Last month, Solomon called the year of remote work an "aberration" and groused more pointedly about the vaccine rollout. "This is not ideal for us, and it's not a new normal," he said.
Goldman and JPMorgan saw their office-return plans derailed last fall, when both banks sent New York-based staff home after employees tested COVID-positive.
Their summer-or-bust hard-charge comes as HSBC closed its main Hong Kong office this week after three people working in the building popped positive.
Nonetheless, JPMorgan has committed to letting its London-based employees return March 29, when the British government is set to end "stay-at-home" rules it imposed in December, according to The New York Times. In-person staffing, however, will be capped at 50%.
Citi, for its part, will begin inviting more workers back to its offices in July, expecting 30% of its North America employees to return over the summer, Bloomberg reported Wednesday.

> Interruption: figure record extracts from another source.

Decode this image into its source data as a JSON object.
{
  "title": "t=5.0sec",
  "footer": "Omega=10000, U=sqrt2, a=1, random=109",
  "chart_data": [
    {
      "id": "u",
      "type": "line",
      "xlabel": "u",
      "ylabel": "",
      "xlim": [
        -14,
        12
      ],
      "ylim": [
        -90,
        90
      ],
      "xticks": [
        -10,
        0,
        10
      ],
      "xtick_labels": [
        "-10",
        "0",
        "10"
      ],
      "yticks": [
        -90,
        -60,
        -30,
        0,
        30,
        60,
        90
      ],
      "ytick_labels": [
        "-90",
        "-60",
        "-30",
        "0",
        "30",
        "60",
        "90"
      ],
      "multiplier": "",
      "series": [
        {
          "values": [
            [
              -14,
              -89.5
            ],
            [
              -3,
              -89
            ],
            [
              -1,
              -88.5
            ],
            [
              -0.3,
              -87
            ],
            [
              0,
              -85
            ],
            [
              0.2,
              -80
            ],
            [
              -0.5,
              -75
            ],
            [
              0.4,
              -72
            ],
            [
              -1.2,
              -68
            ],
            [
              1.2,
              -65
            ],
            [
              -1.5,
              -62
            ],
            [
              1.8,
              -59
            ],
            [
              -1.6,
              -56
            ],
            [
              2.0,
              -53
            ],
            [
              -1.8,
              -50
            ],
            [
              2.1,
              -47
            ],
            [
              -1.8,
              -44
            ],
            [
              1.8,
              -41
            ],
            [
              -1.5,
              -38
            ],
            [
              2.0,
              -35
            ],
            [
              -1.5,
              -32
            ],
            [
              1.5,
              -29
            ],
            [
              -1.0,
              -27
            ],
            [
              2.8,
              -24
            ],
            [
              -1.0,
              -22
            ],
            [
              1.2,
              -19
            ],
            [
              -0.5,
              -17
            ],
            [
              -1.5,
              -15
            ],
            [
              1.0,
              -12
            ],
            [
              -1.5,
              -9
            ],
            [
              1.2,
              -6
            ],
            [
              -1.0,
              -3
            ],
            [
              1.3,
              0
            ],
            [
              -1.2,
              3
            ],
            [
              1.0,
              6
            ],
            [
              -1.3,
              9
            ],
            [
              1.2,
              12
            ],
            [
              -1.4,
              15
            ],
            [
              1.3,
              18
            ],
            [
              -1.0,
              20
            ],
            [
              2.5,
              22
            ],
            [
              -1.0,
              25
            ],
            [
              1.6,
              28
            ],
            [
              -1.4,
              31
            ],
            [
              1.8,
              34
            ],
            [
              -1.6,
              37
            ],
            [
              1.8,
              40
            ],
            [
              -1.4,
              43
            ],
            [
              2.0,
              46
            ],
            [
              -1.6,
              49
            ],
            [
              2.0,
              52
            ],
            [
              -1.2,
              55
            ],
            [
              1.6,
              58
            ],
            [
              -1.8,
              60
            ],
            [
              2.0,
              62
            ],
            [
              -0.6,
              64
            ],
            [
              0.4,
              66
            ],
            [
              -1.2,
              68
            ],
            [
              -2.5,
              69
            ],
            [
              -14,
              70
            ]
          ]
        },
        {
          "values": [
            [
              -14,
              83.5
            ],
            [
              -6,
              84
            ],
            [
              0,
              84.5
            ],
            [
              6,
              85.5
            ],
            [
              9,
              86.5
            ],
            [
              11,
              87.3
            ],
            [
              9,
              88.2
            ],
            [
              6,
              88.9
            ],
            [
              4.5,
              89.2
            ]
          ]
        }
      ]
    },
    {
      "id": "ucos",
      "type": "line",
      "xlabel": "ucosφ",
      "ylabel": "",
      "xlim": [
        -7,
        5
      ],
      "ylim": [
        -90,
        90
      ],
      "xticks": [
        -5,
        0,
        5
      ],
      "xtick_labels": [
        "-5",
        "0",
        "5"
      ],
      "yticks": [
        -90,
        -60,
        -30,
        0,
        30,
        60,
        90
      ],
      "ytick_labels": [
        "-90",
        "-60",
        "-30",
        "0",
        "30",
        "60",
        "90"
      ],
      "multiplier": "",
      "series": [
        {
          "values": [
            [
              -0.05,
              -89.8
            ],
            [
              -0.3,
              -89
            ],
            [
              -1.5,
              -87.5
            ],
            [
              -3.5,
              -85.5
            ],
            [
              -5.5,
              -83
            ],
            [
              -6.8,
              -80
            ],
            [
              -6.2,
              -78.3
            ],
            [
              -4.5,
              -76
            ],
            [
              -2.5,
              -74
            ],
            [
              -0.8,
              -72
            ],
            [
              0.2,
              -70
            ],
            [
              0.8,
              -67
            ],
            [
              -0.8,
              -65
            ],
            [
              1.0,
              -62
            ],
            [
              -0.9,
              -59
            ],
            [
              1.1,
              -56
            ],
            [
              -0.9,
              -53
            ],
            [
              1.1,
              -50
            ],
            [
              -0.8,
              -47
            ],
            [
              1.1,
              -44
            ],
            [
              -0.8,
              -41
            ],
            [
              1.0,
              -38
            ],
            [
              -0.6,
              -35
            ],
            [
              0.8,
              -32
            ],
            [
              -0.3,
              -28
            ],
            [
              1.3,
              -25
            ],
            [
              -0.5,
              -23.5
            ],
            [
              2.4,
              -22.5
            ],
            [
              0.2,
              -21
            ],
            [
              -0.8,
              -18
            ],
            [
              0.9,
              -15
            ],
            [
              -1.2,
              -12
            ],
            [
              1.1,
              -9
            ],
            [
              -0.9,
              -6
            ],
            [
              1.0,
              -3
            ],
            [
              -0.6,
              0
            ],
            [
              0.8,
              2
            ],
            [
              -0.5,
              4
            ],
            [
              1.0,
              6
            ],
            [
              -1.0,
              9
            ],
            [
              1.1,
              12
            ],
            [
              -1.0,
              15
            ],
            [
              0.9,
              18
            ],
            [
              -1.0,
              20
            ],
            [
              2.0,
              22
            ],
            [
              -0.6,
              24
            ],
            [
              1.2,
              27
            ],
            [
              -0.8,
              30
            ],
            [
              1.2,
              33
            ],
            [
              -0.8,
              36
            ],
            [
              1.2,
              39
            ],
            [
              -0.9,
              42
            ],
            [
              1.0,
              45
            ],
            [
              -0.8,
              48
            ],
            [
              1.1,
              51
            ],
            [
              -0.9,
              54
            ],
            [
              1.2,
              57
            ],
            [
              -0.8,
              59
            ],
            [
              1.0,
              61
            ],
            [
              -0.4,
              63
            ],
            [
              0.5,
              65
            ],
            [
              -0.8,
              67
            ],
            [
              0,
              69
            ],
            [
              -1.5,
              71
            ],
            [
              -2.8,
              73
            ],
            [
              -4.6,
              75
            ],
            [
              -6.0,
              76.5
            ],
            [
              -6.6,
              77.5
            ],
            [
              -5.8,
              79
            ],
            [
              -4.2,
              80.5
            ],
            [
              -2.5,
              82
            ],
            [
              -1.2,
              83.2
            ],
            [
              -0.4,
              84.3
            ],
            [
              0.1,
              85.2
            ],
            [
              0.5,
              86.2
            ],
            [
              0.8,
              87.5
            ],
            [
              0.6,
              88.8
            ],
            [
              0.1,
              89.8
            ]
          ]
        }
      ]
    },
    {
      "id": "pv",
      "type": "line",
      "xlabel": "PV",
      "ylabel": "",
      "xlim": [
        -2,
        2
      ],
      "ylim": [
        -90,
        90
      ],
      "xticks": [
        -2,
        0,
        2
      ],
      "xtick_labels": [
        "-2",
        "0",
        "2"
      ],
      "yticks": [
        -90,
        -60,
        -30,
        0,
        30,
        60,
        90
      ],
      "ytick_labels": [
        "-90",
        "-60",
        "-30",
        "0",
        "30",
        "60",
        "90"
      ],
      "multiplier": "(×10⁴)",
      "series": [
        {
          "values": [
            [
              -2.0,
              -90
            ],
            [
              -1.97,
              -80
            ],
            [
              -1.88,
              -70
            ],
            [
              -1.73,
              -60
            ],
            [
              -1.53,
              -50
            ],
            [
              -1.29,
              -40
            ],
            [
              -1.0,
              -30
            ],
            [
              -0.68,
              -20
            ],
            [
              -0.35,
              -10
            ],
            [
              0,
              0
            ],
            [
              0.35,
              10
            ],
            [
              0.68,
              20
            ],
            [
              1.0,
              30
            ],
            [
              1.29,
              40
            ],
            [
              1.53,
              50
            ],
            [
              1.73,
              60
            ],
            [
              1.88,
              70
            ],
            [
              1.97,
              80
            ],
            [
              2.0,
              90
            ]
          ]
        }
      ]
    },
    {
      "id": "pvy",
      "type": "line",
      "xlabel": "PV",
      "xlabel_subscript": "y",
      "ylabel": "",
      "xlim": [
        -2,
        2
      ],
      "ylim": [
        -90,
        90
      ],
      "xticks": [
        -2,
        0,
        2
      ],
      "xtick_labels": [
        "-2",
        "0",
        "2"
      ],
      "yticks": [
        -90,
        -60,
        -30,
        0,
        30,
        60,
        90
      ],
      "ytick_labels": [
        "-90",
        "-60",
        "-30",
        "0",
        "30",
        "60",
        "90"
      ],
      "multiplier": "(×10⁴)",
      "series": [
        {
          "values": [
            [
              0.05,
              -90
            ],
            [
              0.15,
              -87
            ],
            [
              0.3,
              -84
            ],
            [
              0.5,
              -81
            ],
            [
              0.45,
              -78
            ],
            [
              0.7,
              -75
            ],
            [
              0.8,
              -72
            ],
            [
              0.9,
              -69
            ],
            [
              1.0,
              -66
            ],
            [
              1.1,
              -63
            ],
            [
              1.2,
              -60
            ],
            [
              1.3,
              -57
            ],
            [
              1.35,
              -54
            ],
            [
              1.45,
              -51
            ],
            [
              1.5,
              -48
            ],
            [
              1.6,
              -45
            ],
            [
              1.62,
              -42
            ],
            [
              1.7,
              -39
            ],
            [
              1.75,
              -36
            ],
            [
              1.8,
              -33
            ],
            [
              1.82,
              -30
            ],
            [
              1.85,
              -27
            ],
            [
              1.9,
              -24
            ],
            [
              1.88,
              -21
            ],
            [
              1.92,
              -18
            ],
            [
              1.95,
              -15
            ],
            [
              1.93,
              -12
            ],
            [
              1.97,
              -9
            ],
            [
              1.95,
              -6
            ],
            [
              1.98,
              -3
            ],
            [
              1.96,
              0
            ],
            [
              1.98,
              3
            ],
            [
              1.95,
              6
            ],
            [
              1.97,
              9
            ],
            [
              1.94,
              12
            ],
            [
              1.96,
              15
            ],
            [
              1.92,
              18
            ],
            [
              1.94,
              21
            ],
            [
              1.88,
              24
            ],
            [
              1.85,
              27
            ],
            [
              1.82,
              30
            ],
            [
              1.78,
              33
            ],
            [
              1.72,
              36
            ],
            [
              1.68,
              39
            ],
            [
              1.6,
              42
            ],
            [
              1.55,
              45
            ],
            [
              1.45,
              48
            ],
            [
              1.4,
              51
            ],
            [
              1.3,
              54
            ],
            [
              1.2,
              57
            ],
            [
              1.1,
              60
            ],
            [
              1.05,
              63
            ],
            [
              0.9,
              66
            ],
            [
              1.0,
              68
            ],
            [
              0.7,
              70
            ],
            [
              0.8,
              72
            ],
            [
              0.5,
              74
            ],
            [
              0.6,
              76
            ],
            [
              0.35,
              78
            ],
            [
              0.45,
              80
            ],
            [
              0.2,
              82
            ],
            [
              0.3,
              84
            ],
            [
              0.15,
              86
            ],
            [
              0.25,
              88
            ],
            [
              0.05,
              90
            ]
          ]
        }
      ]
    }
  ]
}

Wells Fargo CEO Charlie Scharf, by contrast, struck a more reluctant tone.
"We’re going to bring people back when it’s safe, and we’re going to give people notice," he told Bloomberg, adding that he’s "not interested in rushing people back."
"We’re going to play it by ear, and it’s going to be city by city, state by state, and we’ll make those decisions when we think it’s safe," Scharf said.
JPMorgan CEO Jamie Dimon told Bloomberg he anticipates branch and cash management personnel — and "probably most of the trading floor" will work permanently from the office, but others might split time between remote and office work.
Apollo Global Management is embracing the split. The company said it is giving employees the option of working remotely two days a week for the rest of the year.
Rob Dicks, talent and organization lead for capital markets at Accenture, said this is where he sees front-office opinion in the finance and tech spaces bifurcate. "Here’s where you see the split between the banks saying, 'Yes, but we want to see you here,' and the tech firms saying, 'Hey, you’re probably right, you have proven, across teams and across individuals, you have the ability to work from home,'" Dicks told Bloomberg.
The ESG edge
While the concept of leadership on office-return timelines reveals a polarizing dichotomy, banks seem more in agreement that any advantage in the battle to show who's most socially aware should be showcased. JPMorgan on Tuesday issued revised bylaws scrubbed of gender-specific pronouns — "he," for example, might be replaced by the title of the executive in question.
Citi this month found itself ahead of the curve on gender representation in its board — thanks to its first female CEO who, in taking the seat once occupied by Michael Corbat, pushed the proportion of women on the bank's 16-person board to 50%. That puts Citi ahead of previous gender diversity leaders Credit Agricole, BNP Paribas and Societe Generale among the world's top 20 banks, Bloomberg reported Monday. (Large French companies are required by law to comprise at least 40% of their boards with women.)
"Jane Fraser is a bright spot, but there’s still a long way to go for banks to have gender diversity at the top and middle levels," Marypat Smucker, who runs the Seattle-based research firm Parallelle Finance, told the wire service.
Still, Citi is no stranger to fighting gender inequity. In 2018, it became the first major U.S. bank to publish raw data concerning the gender pay gap.
Wells Fargo's Scharf drew a line in the sand last June, when he said the bank would tie executives' year-end compensation to their efforts to expand diversity. Canada's six largest banks, likewise, are tying environmental, social and governance metrics into CEOs' pay packages — a standard held by only 9% of the 2,684 companies in the FTSE All World Index, Bloomberg reported Thursday.